Bronze edition: 10 | Height: 24″
“He was an astute old savage, well trained in the arts of Iroquois rhetoric and gifted with the power of strong and caustic sarcasm…He shared with most of his countrymen the conviction that in all the earth there was nothing so great as the league of the Iroquois.”
Francis Parkman (1867)
“If these people are barbarous in deed, they have thoughts worthy of Greeks and Romans.”
Fr. Vimont (1645)
“No nation in America can stand before them … this renders them haughty and insufferable as though all other men were mere brutes.”
Fr. Hennepin (1698)
“After the threatening speech of Mons. de la Barre (gov. of Canada, 1684) Grangula was very much surprised to find the soft words of the Jesuits…turned to such threatening language. This was designed to strike terror into the hearts of the Iroquois; but Grangula, having good information of the sickness and other misfortunes that afflicted the French Army, it was far from having the desired effect. All the time Mons. de la Barre spoke, Grangula kept his eye fixed on his pipe.

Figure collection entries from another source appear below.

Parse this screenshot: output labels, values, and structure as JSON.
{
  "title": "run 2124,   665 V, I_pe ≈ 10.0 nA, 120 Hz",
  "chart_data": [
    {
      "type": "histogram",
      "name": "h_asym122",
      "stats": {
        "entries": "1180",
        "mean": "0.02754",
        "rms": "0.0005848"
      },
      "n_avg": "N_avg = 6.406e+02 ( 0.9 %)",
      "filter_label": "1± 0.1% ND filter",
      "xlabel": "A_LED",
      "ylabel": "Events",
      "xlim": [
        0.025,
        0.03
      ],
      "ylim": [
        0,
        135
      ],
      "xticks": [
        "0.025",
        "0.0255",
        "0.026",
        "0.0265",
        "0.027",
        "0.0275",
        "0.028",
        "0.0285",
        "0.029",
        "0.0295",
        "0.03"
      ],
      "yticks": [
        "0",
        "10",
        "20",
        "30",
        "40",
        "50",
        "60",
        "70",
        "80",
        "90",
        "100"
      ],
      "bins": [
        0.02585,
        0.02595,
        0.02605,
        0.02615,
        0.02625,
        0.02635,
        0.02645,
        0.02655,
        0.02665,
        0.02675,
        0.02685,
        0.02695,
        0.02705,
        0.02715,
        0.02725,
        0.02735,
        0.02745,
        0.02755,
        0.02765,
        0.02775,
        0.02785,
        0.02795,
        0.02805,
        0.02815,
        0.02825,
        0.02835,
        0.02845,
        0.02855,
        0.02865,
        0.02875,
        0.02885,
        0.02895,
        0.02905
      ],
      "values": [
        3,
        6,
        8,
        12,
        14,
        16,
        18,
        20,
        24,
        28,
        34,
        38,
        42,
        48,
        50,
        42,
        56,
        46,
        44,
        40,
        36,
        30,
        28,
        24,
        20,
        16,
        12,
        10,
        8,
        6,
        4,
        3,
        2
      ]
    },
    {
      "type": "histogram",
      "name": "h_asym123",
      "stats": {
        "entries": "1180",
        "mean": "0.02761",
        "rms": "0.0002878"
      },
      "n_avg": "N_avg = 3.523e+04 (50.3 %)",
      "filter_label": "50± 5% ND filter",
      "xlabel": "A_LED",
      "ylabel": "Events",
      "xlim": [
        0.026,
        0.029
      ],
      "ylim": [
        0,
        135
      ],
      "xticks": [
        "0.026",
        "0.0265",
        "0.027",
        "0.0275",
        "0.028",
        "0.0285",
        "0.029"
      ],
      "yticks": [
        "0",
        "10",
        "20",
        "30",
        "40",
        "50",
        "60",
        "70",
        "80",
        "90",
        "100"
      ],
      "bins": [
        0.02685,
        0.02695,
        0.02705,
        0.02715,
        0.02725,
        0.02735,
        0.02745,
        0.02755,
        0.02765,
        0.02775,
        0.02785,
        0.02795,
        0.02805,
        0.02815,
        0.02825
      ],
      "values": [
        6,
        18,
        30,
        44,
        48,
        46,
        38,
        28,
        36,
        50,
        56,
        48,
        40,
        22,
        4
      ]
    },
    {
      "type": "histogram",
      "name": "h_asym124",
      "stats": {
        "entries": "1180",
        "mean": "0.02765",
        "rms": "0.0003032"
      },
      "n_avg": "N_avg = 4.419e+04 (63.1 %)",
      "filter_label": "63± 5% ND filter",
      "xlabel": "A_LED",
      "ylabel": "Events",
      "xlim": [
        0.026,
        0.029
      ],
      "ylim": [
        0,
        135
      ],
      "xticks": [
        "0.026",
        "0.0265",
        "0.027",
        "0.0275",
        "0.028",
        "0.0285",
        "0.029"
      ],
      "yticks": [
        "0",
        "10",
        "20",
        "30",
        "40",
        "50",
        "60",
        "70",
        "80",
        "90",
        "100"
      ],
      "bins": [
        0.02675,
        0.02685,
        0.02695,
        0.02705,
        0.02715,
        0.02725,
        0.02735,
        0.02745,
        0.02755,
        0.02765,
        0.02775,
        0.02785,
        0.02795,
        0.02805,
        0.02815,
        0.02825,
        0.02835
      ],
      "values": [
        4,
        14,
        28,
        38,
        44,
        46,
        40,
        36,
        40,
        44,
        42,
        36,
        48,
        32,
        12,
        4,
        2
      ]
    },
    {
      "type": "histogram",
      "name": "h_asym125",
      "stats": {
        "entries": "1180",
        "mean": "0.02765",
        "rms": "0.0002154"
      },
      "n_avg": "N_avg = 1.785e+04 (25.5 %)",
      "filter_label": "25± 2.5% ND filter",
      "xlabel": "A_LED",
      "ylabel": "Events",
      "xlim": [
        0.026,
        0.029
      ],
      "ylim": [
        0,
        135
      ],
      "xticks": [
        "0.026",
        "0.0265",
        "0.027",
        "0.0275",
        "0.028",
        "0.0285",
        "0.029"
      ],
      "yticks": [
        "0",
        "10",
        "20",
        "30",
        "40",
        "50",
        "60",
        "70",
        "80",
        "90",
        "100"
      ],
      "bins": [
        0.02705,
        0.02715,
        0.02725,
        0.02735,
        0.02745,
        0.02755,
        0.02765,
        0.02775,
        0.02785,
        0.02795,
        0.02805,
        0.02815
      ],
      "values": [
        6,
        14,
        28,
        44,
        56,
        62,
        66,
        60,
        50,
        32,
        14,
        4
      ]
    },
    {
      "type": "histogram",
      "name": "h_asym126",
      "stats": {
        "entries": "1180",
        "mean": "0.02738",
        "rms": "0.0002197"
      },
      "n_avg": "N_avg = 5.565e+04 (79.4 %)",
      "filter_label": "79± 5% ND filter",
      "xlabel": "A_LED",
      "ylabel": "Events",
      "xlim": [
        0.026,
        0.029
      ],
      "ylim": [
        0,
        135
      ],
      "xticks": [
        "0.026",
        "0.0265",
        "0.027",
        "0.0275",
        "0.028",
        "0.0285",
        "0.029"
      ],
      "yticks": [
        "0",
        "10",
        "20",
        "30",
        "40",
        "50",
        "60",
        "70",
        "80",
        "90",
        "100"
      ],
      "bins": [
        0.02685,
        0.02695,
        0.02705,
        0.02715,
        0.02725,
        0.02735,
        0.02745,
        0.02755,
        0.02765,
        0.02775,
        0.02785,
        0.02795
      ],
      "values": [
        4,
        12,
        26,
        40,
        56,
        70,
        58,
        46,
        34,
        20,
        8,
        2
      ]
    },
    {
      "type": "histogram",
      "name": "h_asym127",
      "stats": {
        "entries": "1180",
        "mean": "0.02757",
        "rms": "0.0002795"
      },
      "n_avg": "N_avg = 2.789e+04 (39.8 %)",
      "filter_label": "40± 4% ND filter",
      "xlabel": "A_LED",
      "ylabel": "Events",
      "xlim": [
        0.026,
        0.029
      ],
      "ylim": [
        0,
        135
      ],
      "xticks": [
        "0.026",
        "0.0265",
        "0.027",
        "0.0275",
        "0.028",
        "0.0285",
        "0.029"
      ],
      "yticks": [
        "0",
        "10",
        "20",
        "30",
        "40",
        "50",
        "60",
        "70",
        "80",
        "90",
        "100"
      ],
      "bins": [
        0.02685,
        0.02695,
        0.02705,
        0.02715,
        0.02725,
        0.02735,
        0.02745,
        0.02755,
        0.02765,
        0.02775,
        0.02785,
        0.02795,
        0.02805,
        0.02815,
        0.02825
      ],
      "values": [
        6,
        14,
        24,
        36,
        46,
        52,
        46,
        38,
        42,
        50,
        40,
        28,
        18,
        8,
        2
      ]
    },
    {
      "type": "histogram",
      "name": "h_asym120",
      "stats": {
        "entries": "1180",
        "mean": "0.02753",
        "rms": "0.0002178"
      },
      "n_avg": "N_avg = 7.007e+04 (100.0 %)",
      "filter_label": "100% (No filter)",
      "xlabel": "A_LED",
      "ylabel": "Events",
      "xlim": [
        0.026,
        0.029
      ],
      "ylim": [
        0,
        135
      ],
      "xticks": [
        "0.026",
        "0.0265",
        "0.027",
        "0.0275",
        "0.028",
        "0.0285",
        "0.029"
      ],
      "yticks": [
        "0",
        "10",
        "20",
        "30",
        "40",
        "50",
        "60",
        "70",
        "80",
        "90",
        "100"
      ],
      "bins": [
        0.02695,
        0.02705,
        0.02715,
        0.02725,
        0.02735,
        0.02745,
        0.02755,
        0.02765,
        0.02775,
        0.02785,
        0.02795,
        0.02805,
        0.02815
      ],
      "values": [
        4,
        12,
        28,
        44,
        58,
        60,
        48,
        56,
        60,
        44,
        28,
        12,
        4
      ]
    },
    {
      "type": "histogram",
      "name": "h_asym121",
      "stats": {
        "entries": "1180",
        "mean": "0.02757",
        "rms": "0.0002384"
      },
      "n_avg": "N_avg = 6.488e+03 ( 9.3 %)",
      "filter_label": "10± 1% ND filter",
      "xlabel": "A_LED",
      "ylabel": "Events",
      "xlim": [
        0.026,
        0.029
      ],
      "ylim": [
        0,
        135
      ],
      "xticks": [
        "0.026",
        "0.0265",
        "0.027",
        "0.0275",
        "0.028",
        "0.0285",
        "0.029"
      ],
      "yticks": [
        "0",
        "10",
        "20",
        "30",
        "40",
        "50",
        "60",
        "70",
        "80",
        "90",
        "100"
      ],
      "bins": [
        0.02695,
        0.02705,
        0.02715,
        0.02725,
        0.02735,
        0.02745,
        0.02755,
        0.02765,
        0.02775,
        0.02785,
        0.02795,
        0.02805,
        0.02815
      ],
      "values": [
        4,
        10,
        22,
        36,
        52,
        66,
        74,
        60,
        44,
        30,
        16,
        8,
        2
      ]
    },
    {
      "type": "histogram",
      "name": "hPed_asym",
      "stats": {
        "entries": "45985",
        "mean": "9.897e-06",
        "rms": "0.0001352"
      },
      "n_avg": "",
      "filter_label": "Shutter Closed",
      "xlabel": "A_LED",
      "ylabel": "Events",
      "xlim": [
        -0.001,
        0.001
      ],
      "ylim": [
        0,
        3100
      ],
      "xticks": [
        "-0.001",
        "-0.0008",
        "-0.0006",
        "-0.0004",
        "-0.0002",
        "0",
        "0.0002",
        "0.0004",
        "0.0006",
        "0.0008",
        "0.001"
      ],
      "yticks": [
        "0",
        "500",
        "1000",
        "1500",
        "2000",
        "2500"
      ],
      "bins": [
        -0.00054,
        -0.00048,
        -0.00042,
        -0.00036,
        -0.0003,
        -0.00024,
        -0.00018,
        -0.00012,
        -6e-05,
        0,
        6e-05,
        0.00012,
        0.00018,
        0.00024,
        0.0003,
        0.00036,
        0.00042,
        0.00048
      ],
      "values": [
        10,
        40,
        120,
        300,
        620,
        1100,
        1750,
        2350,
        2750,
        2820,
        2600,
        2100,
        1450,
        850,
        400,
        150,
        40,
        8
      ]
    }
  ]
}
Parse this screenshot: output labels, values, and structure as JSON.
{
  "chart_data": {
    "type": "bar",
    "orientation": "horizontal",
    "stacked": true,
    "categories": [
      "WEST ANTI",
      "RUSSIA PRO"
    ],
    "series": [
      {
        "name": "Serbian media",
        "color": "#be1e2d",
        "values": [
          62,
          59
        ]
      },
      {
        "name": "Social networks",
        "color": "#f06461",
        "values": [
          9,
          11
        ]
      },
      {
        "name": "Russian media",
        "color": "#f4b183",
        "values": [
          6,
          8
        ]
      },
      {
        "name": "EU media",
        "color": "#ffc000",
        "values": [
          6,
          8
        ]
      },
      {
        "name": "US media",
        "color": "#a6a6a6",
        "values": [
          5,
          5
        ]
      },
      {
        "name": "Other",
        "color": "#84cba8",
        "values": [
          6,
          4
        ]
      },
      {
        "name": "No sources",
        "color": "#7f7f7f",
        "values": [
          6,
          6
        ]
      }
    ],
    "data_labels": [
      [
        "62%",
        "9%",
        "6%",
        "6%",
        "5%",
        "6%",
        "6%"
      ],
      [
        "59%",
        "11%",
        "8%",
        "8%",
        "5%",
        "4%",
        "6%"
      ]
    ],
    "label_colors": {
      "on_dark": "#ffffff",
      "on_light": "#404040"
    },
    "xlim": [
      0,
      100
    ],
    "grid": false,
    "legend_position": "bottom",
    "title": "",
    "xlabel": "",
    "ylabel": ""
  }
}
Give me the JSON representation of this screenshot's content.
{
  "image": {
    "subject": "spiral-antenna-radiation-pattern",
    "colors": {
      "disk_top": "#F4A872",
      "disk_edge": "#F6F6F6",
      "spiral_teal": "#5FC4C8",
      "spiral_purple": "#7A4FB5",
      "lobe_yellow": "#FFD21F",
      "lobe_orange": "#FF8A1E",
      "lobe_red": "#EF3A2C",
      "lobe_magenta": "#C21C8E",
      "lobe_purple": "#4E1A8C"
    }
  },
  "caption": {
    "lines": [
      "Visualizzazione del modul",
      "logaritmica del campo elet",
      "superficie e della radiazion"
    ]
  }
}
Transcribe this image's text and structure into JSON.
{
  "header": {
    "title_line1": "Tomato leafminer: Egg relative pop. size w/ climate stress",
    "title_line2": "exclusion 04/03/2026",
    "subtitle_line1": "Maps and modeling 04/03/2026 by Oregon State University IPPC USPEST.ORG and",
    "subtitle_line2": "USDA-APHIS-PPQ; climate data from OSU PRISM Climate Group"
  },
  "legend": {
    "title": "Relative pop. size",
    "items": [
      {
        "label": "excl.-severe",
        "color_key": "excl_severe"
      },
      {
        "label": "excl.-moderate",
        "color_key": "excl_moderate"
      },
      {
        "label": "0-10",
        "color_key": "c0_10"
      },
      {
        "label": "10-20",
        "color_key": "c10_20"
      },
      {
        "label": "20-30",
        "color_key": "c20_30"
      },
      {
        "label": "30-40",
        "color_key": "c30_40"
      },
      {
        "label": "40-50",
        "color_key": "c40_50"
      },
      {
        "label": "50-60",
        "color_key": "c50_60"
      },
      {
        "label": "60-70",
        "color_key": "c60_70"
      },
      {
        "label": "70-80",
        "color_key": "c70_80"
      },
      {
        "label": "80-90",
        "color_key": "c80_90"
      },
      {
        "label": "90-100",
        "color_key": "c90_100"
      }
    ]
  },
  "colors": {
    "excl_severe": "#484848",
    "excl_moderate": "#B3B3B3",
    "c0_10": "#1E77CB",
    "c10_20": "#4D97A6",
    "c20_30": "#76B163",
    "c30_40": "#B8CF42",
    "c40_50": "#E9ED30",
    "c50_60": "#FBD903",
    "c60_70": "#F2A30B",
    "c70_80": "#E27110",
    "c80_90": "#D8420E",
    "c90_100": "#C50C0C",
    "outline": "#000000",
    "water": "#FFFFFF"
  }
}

As soon as the governor had done speaking, he rose up and having walked 5 or 6 times around the circle he spoke standing while la Barre kept to his elbow chair: ‘I honor you Yonnondio! Your interpreter has finished your speech, I now begin mine. My words make haste to reach your ears. Hearken to them! You must have believed when you left Quebec, that the sun had burnt up all the forests which render our country inaccessible to the French or that the lakes had so far overflowed their banks that (we were left prisoners) in our castles. Yes, surely you must have dreamt so and the curiosity of seeing so great a wonder has brought you so far. (May you now) be undeceived…Hear Yonnondio, I do not sleep…I have my eyes open, and the sun discovers to me a great captain at the head of a company of soldiers who speaks as if he were dreaming. My warriors distain a foe as worthless as your army but I have had to restrain my women and children, to keep them from knocking you all on the heads!…Hear Yonnondio what I say: I am the voice of all the Five Nations…we neither depend on Yonnondio (the French) nor on Corlaer (the English). We may go where we please and trade with whomever we please…if your allies be your slaves then use them as such…but we are born free!'”
Cadwallader Colden (1727)
Mons. de la Barre who came to humble the mighty Iroquois, was himself completely humiliated and within a short time was recalled to Paris in utter disgrace.